Nel periodo fascista il sistema preventivo viene portato ad estreme conseguenze: si estendevano le misure di prevenzione personale anche nei confronti dei soggetti considerati pericolosi per il regime, ed inoltre si spostava la competenza per applicarle, dal Presidente del Tribunale, ad una commissione provinciale. Uno strumento che in tale periodo veniva spesso utilizzato era il confino di polizia, che

oltre che ai soggetti già ammoniti o a quelli diffamati dalla pubblica voce, anche ai soggetti che erano ritenuti pericolosi per lo Stato perché svolgevano o avevano intenzione di svolgere attività per sovvertire l’ordine politico, economico e sociale costituito; la norma era talmente vaga che poteva essere applicata a qualsiasi soggetto che il regime ritenesse pericoloso per sé stesso.

In questo momento storico, il dibattito che, comunque, si era sempre svolto in dottrina e nell’opinione pubblica sul sistema preventivo, venne abbandonato, e si riteneva come legittimo e necessario l’intervento dello Stato per difendere gli interessi nazionali.

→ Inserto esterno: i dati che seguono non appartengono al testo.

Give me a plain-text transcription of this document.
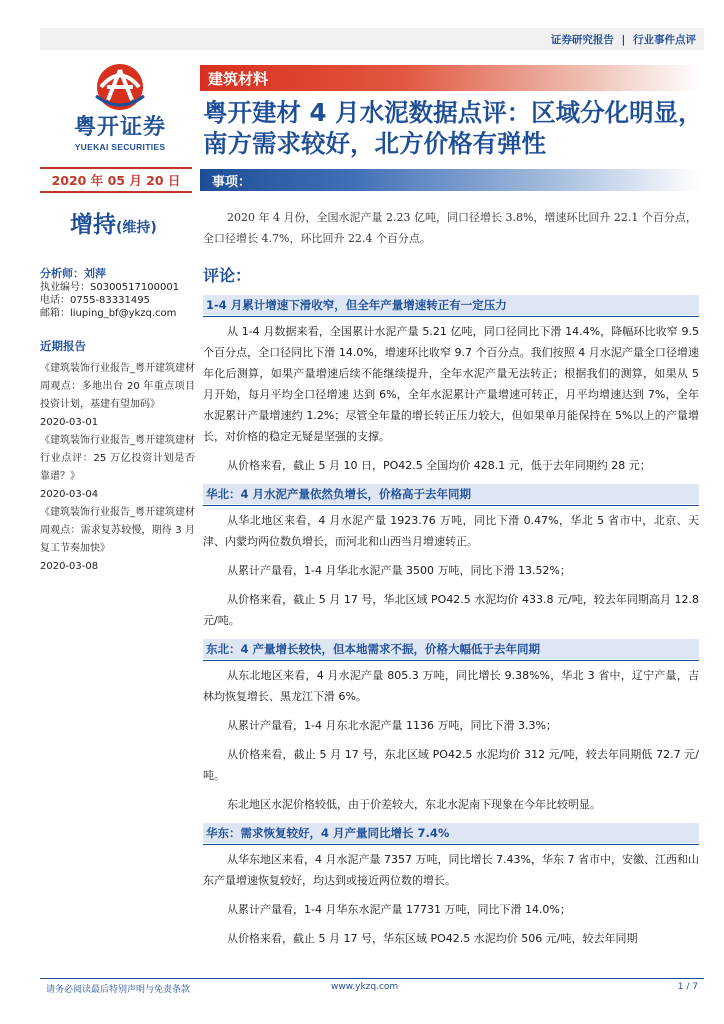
证券研究报告 | 行业事件点评
粤开证券
YUEKAI SECURITIES
建筑材料
粤开建材 4 月水泥数据点评：区域分化明显，南方需求较好，北方价格有弹性
2020 年 05 月 20 日 事项：
增持(维持)

2020 年 4 月份，全国水泥产量 2.23 亿吨，同口径增长 3.8%，增速环比回升 22.1 个百分点，全口径增长 4.7%，环比回升 22.4 个百分点。

分析师：刘萍
执业编号：S0300517100001
电话：0755-83331495
邮箱：liuping_bf@ykzq.com
近期报告
《建筑装饰行业报告_粤开建筑建材周观点：多地出台 20 年重点项目投资计划，基建有望加码》
2020-03-01
《建筑装饰行业报告_粤开建筑建材行业点评：25 万亿投资计划是否靠谱？》
2020-03-04
《建筑装饰行业报告_粤开建筑建材周观点：需求复苏较慢，期待 3 月复工节奏加快》
2020-03-08
评论：
1-4 月累计增速下滑收窄，但全年产量增速转正有一定压力

从 1-4 月数据来看，全国累计水泥产量 5.21 亿吨，同口径同比下滑 14.4%，降幅环比收窄 9.5 个百分点，全口径同比下滑 14.0%，增速环比收窄 9.7 个百分点。我们按照 4 月水泥产量全口径增速年化后测算，如果产量增速后续不能继续提升，全年水泥产量无法转正；根据我们的测算，如果从 5 月开始，每月平均全口径增速 达到 6%，全年水泥累计产量增速可转正，月平均增速达到 7%，全年水泥累计产量增速约 1.2%；尽管全年量的增长转正压力较大，但如果单月能保持在 5%以上的产量增长，对价格的稳定无疑是坚强的支撑。

从价格来看，截止 5 月 10 日，PO42.5 全国均价 428.1 元，低于去年同期约 28 元；

华北：4 月水泥产量依然负增长，价格高于去年同期

从华北地区来看，4 月水泥产量 1923.76 万吨，同比下滑 0.47%，华北 5 省市中，北京、天津、内蒙均两位数负增长，而河北和山西当月增速转正。

从累计产量看，1-4 月华北水泥产量 3500 万吨，同比下滑 13.52%；

从价格来看，截止 5 月 17 号，华北区域 PO42.5 水泥均价 433.8 元/吨，较去年同期高月 12.8 元/吨。

东北：4 产量增长较快，但本地需求不振，价格大幅低于去年同期

从东北地区来看，4 月水泥产量 805.3 万吨，同比增长 9.38%%，华北 3 省中，辽宁产量，吉林均恢复增长、黑龙江下滑 6%。

从累计产量看，1-4 月东北水泥产量 1136 万吨，同比下滑 3.3%；

从价格来看，截止 5 月 17 号，东北区域 PO42.5 水泥均价 312 元/吨，较去年同期低 72.7 元/吨。

东北地区水泥价格较低，由于价差较大，东北水泥南下现象在今年比较明显。

华东：需求恢复较好，4 月产量同比增长 7.4%

从华东地区来看，4 月水泥产量 7357 万吨，同比增长 7.43%，华东 7 省市中，安徽、江西和山东产量增速恢复较好，均达到或接近两位数的增长。

从累计产量看，1-4 月华东水泥产量 17731 万吨，同比下滑 14.0%；

从价格来看，截止 5 月 17 号，华东区域 PO42.5 水泥均价 506 元/吨，较去年同期

请务必阅读最后特别声明与免责条款	www.ykzq.com	1 / 7
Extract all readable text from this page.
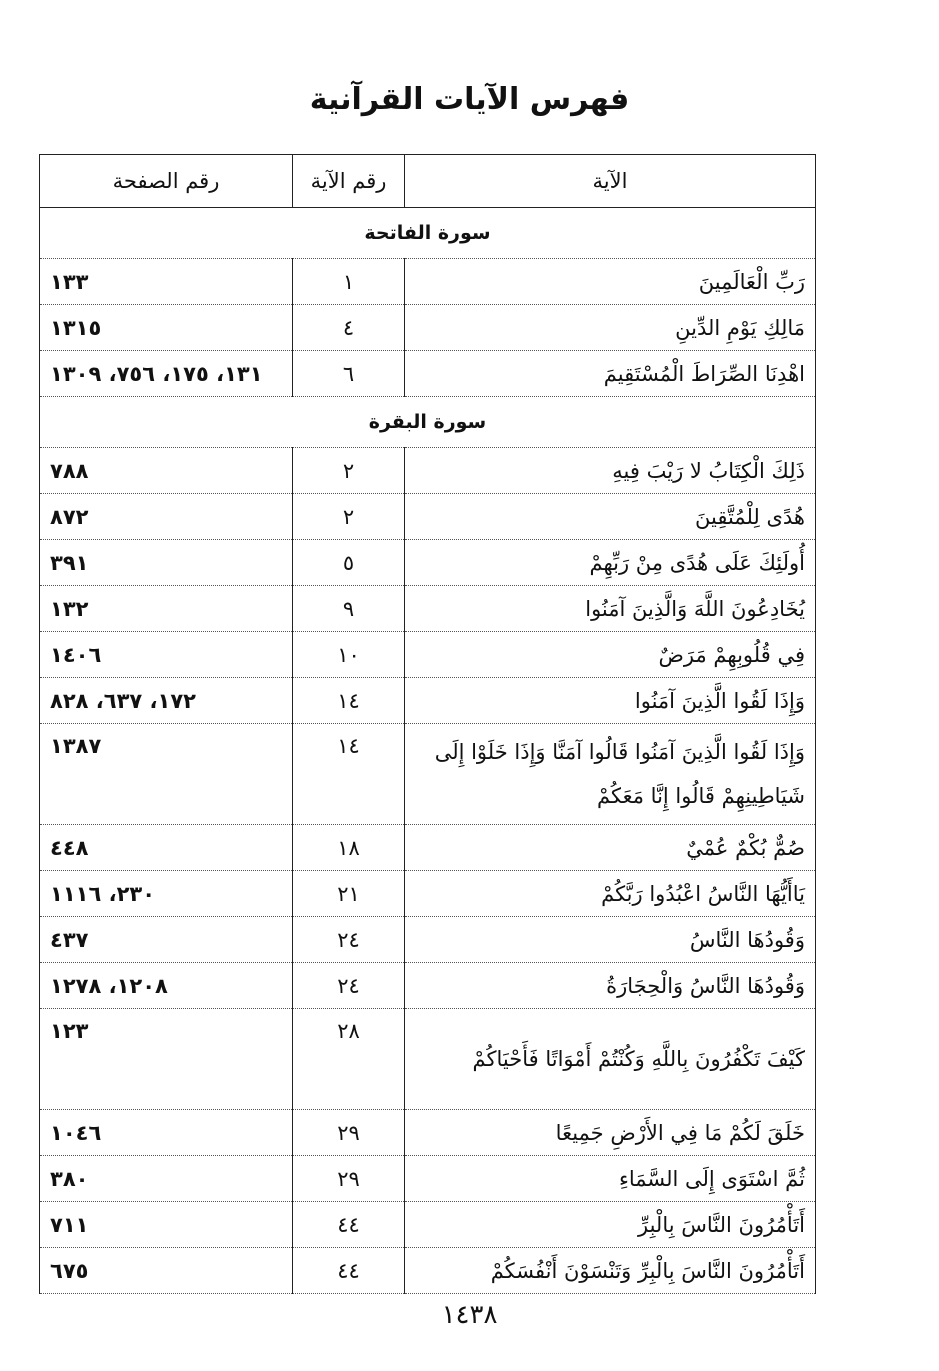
فهرس الآيات القرآنية
الآية	رقم الآية	رقم الصفحة
سورة الفاتحة		
رَبِّ الْعَالَمِينَ	١	١٣٣
مَالِكِ يَوْمِ الدِّينِ	٤	١٣١٥
اهْدِنَا الصِّرَاطَ الْمُسْتَقِيمَ	٦	١٣١، ١٧٥، ٧٥٦، ١٣٠٩
سورة البقرة		
ذَلِكَ الْكِتَابُ لا رَيْبَ فِيهِ	٢	٧٨٨
هُدًى لِلْمُتَّقِينَ	٢	٨٧٢
أُولَئِكَ عَلَى هُدًى مِنْ رَبِّهِمْ	٥	٣٩١
يُخَادِعُونَ اللَّهَ وَالَّذِينَ آمَنُوا	٩	١٣٢
فِي قُلُوبِهِمْ مَرَضٌ	١٠	١٤٠٦
وَإِذَا لَقُوا الَّذِينَ آمَنُوا	١٤	١٧٢، ٦٣٧، ٨٢٨
وَإِذَا لَقُوا الَّذِينَ آمَنُوا قَالُوا آمَنَّا وَإِذَا خَلَوْا إِلَى شَيَاطِينِهِمْ قَالُوا إِنَّا مَعَكُمْ	١٤	١٣٨٧
صُمٌّ بُكْمٌ عُمْيٌ	١٨	٤٤٨
يَاأَيُّهَا النَّاسُ اعْبُدُوا رَبَّكُمْ	٢١	٢٣٠، ١١١٦
وَقُودُهَا النَّاسُ	٢٤	٤٣٧
وَقُودُهَا النَّاسُ وَالْحِجَارَةُ	٢٤	١٢٠٨، ١٢٧٨
كَيْفَ تَكْفُرُونَ بِاللَّهِ وَكُنْتُمْ أَمْوَاتًا فَأَحْيَاكُمْ	٢٨	١٢٣
خَلَقَ لَكُمْ مَا فِي الأَرْضِ جَمِيعًا	٢٩	١٠٤٦
ثُمَّ اسْتَوَى إِلَى السَّمَاءِ	٢٩	٣٨٠
أَتَأْمُرُونَ النَّاسَ بِالْبِرِّ	٤٤	٧١١
أَتَأْمُرُونَ النَّاسَ بِالْبِرِّ وَتَنْسَوْنَ أَنْفُسَكُمْ	٤٤	٦٧٥
١٤٣٨
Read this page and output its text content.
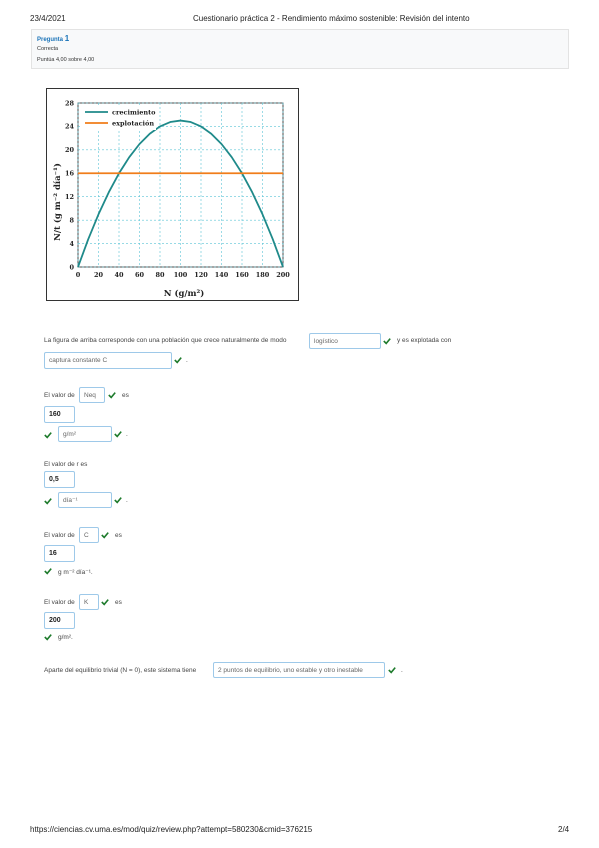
23/4/2021	Cuestionario práctica 2 - Rendimiento máximo sostenible: Revisión del intento
Pregunta 1
Correcta
Puntúa 4,00 sobre 4,00
0 20 40 60 80 100 120 140 160 180 200
0
4
8
12
16
20
24
28
crecimiento
explotación
N (g/m²)
N/t (g m⁻² día⁻¹)
La figura de arriba corresponde con una población que crece naturalmente de modo	logístico	y es explotada con
captura constante C	.
El valor de	Neq	es
160
g/m²	.
El valor de r es
0,5
día⁻¹	.
El valor de	C	es
16
g m⁻² día⁻¹.
El valor de	K	es
200
g/m².
Aparte del equilibrio trivial (N = 0), este sistema tiene	2 puntos de equilibrio, uno estable y otro inestable	.
https://ciencias.cv.uma.es/mod/quiz/review.php?attempt=580230&cmid=376215	2/4
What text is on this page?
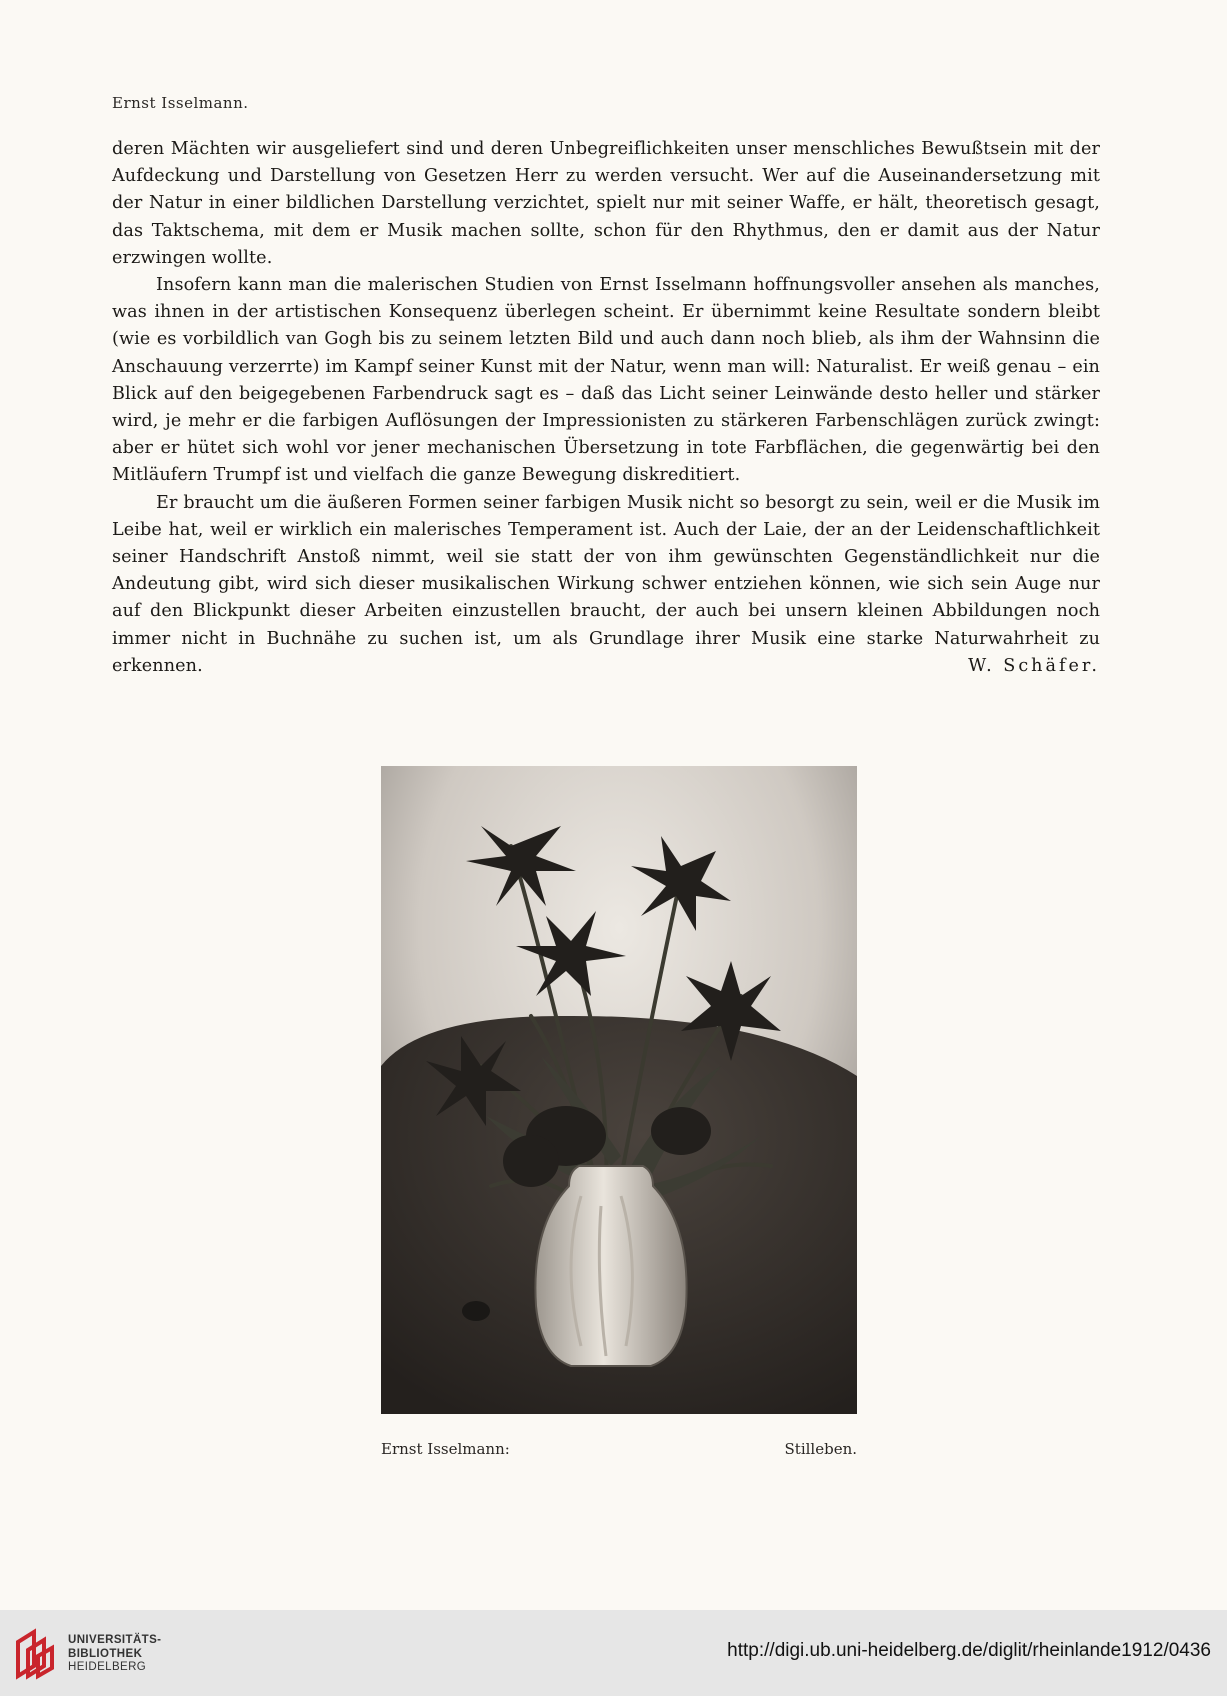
Ernst Isselmann.

deren Mächten wir ausgeliefert sind und deren Unbegreiflichkeiten unser menschliches Bewußtsein mit der Aufdeckung und Darstellung von Gesetzen Herr zu werden versucht. Wer auf die Auseinandersetzung mit der Natur in einer bildlichen Darstellung verzichtet, spielt nur mit seiner Waffe, er hält, theoretisch gesagt, das Taktschema, mit dem er Musik machen sollte, schon für den Rhythmus, den er damit aus der Natur erzwingen wollte.

Insofern kann man die malerischen Studien von Ernst Isselmann hoffnungsvoller ansehen als manches, was ihnen in der artistischen Konsequenz überlegen scheint. Er übernimmt keine Resultate sondern bleibt (wie es vorbildlich van Gogh bis zu seinem letzten Bild und auch dann noch blieb, als ihm der Wahnsinn die Anschauung verzerrte) im Kampf seiner Kunst mit der Natur, wenn man will: Naturalist. Er weiß genau – ein Blick auf den beigegebenen Farbendruck sagt es – daß das Licht seiner Leinwände desto heller und stärker wird, je mehr er die farbigen Auflösungen der Impressionisten zu stärkeren Farbenschlägen zurück zwingt: aber er hütet sich wohl vor jener mechanischen Übersetzung in tote Farbflächen, die gegenwärtig bei den Mitläufern Trumpf ist und vielfach die ganze Bewegung diskreditiert.

Er braucht um die äußeren Formen seiner farbigen Musik nicht so besorgt zu sein, weil er die Musik im Leibe hat, weil er wirklich ein malerisches Temperament ist. Auch der Laie, der an der Leidenschaftlichkeit seiner Handschrift Anstoß nimmt, weil sie statt der von ihm gewünschten Gegenständlichkeit nur die Andeutung gibt, wird sich dieser musikalischen Wirkung schwer entziehen können, wie sich sein Auge nur auf den Blickpunkt dieser Arbeiten einzustellen braucht, der auch bei unsern kleinen Abbildungen noch immer nicht in Buchnähe zu suchen ist, um als Grundlage ihrer Musik eine starke Naturwahrheit zu erkennen.	W. Schäfer.

Ernst Isselmann:	Stilleben.
UNIVERSITÄTS-
BIBLIOTHEK
HEIDELBERG
http://digi.ub.uni-heidelberg.de/diglit/rheinlande1912/0436
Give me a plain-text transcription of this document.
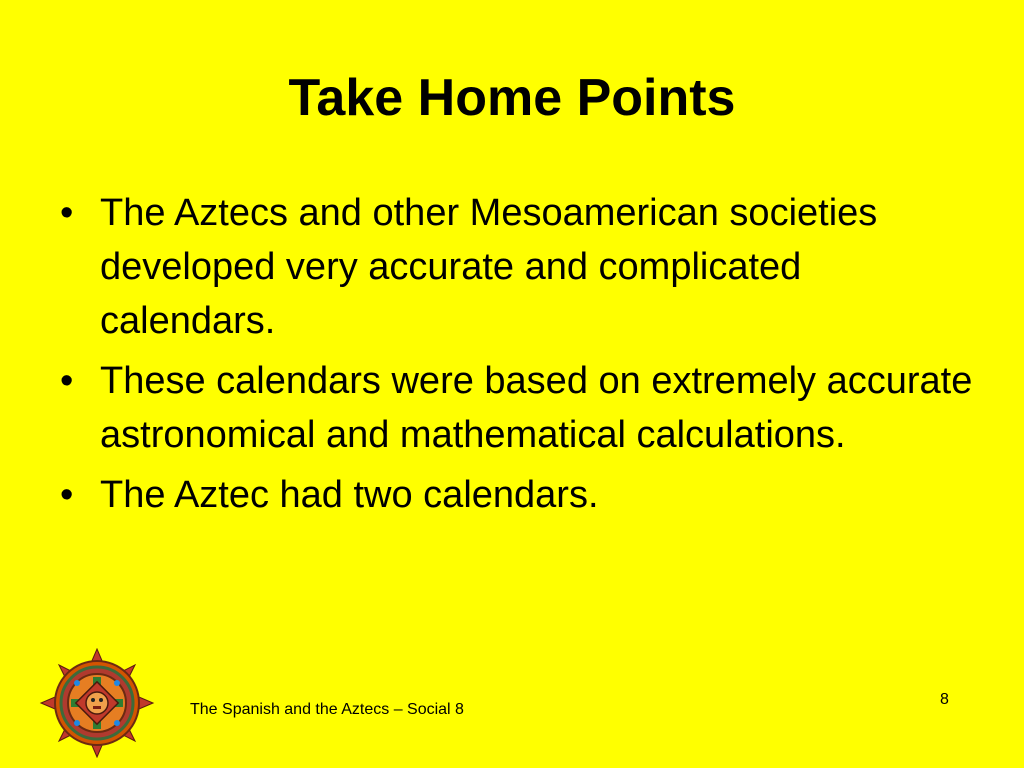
Take Home Points
• The Aztecs and other Mesoamerican societies developed very accurate and complicated calendars.
• These calendars were based on extremely accurate astronomical and mathematical calculations.
• The Aztec had two calendars.
The Spanish and the Aztecs – Social 8
8
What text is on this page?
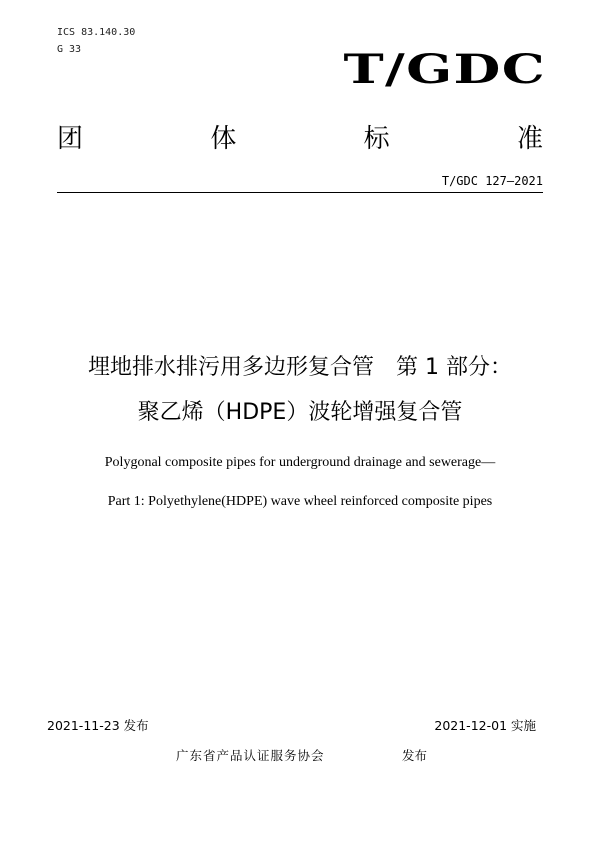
ICS 83.140.30
G 33	T/GDC
团	体	标	准
T/GDC 127—2021
埋地排水排污用多边形复合管　第 1 部分：
聚乙烯（HDPE）波轮增强复合管
Polygonal composite pipes for underground drainage and sewerage—
Part 1: Polyethylene(HDPE) wave wheel reinforced composite pipes
2021-11-23 发布	2021-12-01 实施
广东省产品认证服务协会	发布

Con il Codice Rocco del 1930, si discusse sulla natura giuridica o amministrativa che le introdotte misure di sicurezza dovessero avere, optando per la seconda. Questa scelta consentiva all’amministrazione di intervenire, anche in modo molto incisivo, sulla libertà dei destinatari di tali misure, ai fini della prevenzione della criminalità. In epoca liberale, la maggiore critica mossa al sistema preventivo, era il fatto di non riuscire a raggiungere l’obiettivo di far fronte alla devianza e alla marginalità che avrebbe dovuto prevenire; il regime fascista aveva raggiunto livelli di efficacia nell’applicazione di misure preventive di polizia, ma questo non è sintomo di una loro efficacia, ma piuttosto dell’aspetto più rozzo e brutale del loro utilizzo.